The #KimDavis Vote: Why putting your opponents in jail is a bad election strategy

Of all the people Republican candidates thanked in their acceptance speeches last Tuesday night, one name was noticeably missing. It was the name of the person most responsible for their victory: Kim Davis, the Rowan County Clerk who went to jail rather than violate her religious beliefs by issue same-sex marriage licenses now required under our unconstitutional judicial oligarchy.

In fact, Kim Davis won the gubernatorial election. And don't let anyone tell you different. Matt Bevin and the others simply rode her coattails into office.

This isn't to say anything negative about the candidates themselves. By all accounts Bevin won the debates with Conway, and his ads in the last two weeks of the campaign were clearly effective. And his decision to oppose the persecution of Davis was not only the right thing to do (and in consistent alignment with Bevin's practice of being transparent about his Christian faith), but was good politics.

Under any other circumstances, Jack Conway's devastating negative ad campaign would have been telling. But Kentucky voters were clearly more concerned to put someone in office who reflected their more conservative beliefs than anything else.

To borrow an expression from sociologist Peter Burger (who was speaking about the country as a whole), Kentucky is a commonwealth of Indians ruled by Swedes. In other words, while many of their leaders are secular liberals, the majority of Kentuckians are conservative.

Every once in a while political circumstances produced an impetus for these voters to turn out. This is what happened in the debate over same-sex marriage in 2004. And this is what  happened last week.

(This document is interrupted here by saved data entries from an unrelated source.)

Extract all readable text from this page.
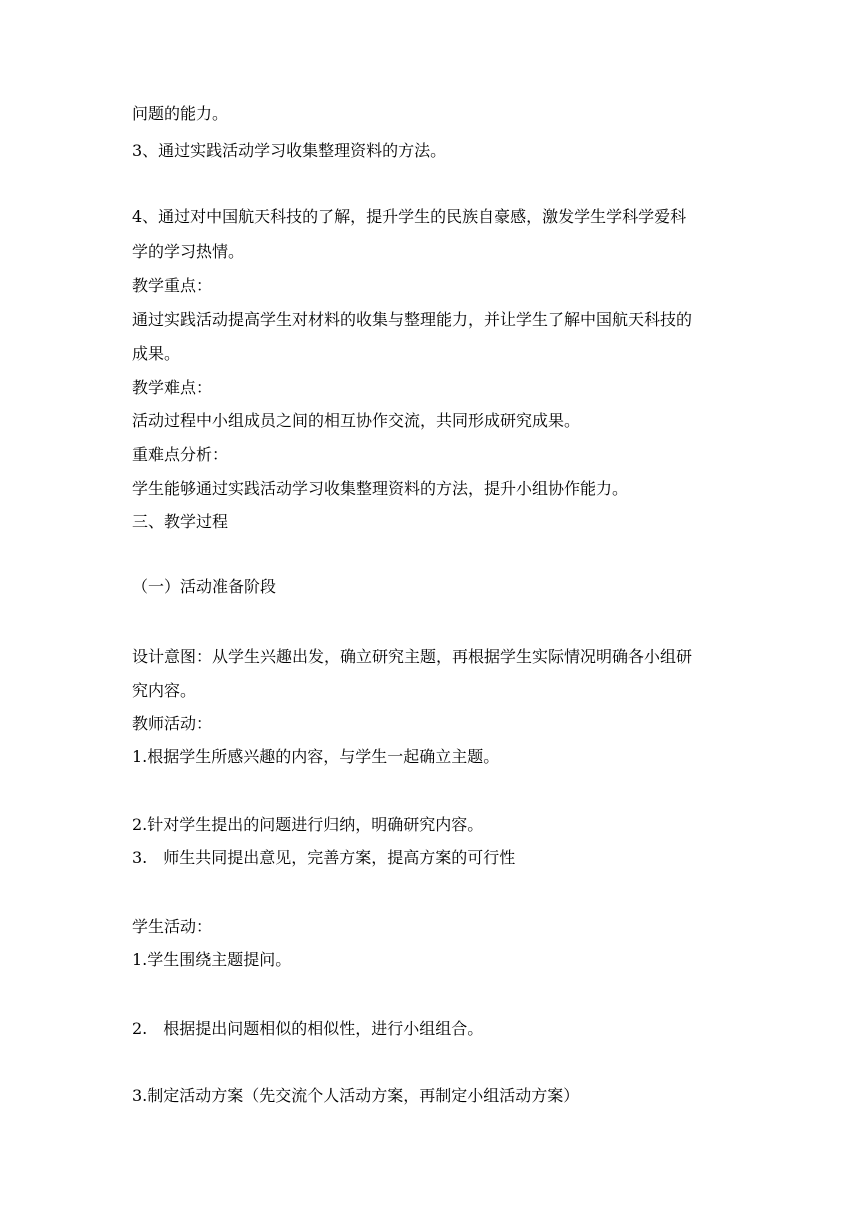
问题的能力。
3、通过实践活动学习收集整理资料的方法。
4、通过对中国航天科技的了解，提升学生的民族自豪感，激发学生学科学爱科
学的学习热情。
教学重点：
通过实践活动提高学生对材料的收集与整理能力，并让学生了解中国航天科技的
成果。
教学难点：
活动过程中小组成员之间的相互协作交流，共同形成研究成果。
重难点分析：
学生能够通过实践活动学习收集整理资料的方法，提升小组协作能力。
三、教学过程
（一）活动准备阶段
设计意图：从学生兴趣出发，确立研究主题，再根据学生实际情况明确各小组研
究内容。
教师活动：
1.根据学生所感兴趣的内容，与学生一起确立主题。
2.针对学生提出的问题进行归纳，明确研究内容。
3.　师生共同提出意见，完善方案，提高方案的可行性
学生活动：
1.学生围绕主题提问。
2.　根据提出问题相似的相似性，进行小组组合。
3.制定活动方案（先交流个人活动方案，再制定小组活动方案）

Putting your political opponents in jail is just not good politics.

There were certainly other issues in the race, most importantly Bevin's repudiation of Obamacare and KY Connect, its Kentucky manifestation. But this latter issue is just as likely to have hurt Bevin as to have helped him (this may have been the one thing Democrats were right about).

Not every election is a values election, but this one was, as Bevin's late campaign appeal testified: "Vote your values, not your party." That slogan not only appealed to Kentucky's many conservative Democrats to switch party loyalties at the polls: It was a signal to Republicans that, finally, there was a candidate who shared their beliefs about the visceral issues that, contrary to many political analysts, voters really do care about and was willing to do something about it.

The Democrats know this, which is why they wear their social beliefs on their sleeve. In the last presidential election, they wore their liberal beliefs about same-sex marriage on their sleeves. Republicans didn't lose because they didn't believe in these things: They lost because they never made their case for believing differently.

In places like Kentucky socially liberal Democrats win not because more people necessarily agree with them, but because they are the only ones willing to make their case.

Republicans lose when they cede the moral high ground to Democrats by dissimulating on their core values issues. The Romney campaign was the quintessential national example of the misguided belief that voters will turn out for you if you limit your appeal to abstract economic reasoning. People sometimes vote their pocketbooks, but more often they vote their hearts. And when only one party seems to have one, that's the one they vote for.

When Republican candidates abandon their socially conservative beliefs, they do it at their own peril.

And that is the lesson of last week's Republican victory: Conservatives will support people who support them.